There are many causes of the current economic recession in Nigeria. Globally, there is geopolitical tension around the world, causing global crisis and commodity prices dropping, the drop in crude oil prices, Brexit, crucial American election in 2016, South China Sea issues, Russia-Syria crisis, ISIS, illegal migration and refugee crisis which are remote but important causes of the recession as Nigeria is an integral part of the global economy. This loss of confidence makes businesses and/or consumers stop buying and move into defensive mode. Once a critical mass moves toward the exit sign, panic sets in. That creates a destructive downward spiral.

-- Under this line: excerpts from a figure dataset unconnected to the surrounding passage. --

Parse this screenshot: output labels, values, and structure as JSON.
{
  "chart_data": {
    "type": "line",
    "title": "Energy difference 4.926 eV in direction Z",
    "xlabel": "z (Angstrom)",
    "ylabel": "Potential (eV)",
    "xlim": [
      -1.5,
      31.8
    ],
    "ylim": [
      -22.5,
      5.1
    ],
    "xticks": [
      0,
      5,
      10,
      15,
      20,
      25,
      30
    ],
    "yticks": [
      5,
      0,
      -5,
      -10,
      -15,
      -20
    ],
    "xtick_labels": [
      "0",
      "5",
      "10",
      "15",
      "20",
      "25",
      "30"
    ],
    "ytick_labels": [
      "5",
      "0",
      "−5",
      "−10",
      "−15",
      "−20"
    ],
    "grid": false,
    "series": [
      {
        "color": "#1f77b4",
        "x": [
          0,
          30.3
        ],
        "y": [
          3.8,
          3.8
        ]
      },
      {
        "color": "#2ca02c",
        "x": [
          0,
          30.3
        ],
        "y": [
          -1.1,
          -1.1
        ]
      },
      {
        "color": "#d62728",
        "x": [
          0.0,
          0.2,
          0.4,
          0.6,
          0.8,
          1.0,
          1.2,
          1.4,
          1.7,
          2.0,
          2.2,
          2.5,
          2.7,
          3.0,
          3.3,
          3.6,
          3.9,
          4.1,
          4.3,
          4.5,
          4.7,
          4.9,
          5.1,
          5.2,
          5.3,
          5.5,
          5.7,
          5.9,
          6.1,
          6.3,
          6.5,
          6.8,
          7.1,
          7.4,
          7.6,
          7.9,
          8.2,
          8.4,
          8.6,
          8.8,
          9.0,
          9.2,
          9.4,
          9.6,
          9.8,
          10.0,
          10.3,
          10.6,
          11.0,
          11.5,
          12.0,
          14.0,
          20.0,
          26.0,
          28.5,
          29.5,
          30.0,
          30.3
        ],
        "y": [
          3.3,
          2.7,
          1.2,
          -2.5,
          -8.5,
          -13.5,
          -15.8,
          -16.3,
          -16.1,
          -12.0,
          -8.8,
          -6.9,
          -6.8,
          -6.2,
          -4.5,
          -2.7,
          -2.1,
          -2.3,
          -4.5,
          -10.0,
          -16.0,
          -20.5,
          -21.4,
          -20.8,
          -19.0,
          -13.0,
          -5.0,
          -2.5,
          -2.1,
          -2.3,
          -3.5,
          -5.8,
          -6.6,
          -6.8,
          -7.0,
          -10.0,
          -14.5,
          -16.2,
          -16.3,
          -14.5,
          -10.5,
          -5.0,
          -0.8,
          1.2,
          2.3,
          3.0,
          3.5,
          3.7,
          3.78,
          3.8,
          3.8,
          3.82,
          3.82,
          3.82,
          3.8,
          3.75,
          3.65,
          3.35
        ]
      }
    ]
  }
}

The global economic (financial) crisis of 2007/2008 affected Nigeria as a periphery economy that is dependent on the global trade. Nigeria has unrepentant, unpunished corrupt political class, over relies on the Federal Government revenue, over-depends on crude oil, to a large extent, feeds on imported food, lives on foreign finished household electronics and communication manufactures, military gadgets, transport and electricity, infrastructure inputs, cloth in imported textiles and garments and drives in 100 percent imported cars. These are the root causes of the recession. The country looses $18 billion FDI annually to foreign entrepreneurs in telecommunications, with over-blown financial corruption and recklessness. These are the internal problems that caused the recession. Nigeria should adopt measures that will conserve its foreign reserves by reducing the demand for foreign exchange on imports that could be produced in Nigeria. Structural reforms that would lead to diversifying the economy must be fully implemented. The socio-economic effects of the recession include; unemployment, inflation and loss of livelihood strategies. These have serious negative consequences on the stability of families. The standard of living, education, healthcare, infrastructure and general wellbeing are affected. People are suffering, life is tough and crime rates are on the increase as life expectancy reduces with increases in infant and maternal mortality rates. Consumer confidence is lost; there is psychological bad faith in the economy and the government, especially by the suffering aggregate households, businesses and external sectors.
Following this introduction, chapter two of this work will deal extensively on related literature review where some empirical and theoretical frameworks will be adopted. Chapter three will presents the methodological details the researcher employed in the study. Chapter four will discuss the presentation and analysis of data, whereas chapter five will summarize the findings of the work drawing some conclusion presenting useful and attainable recommendations.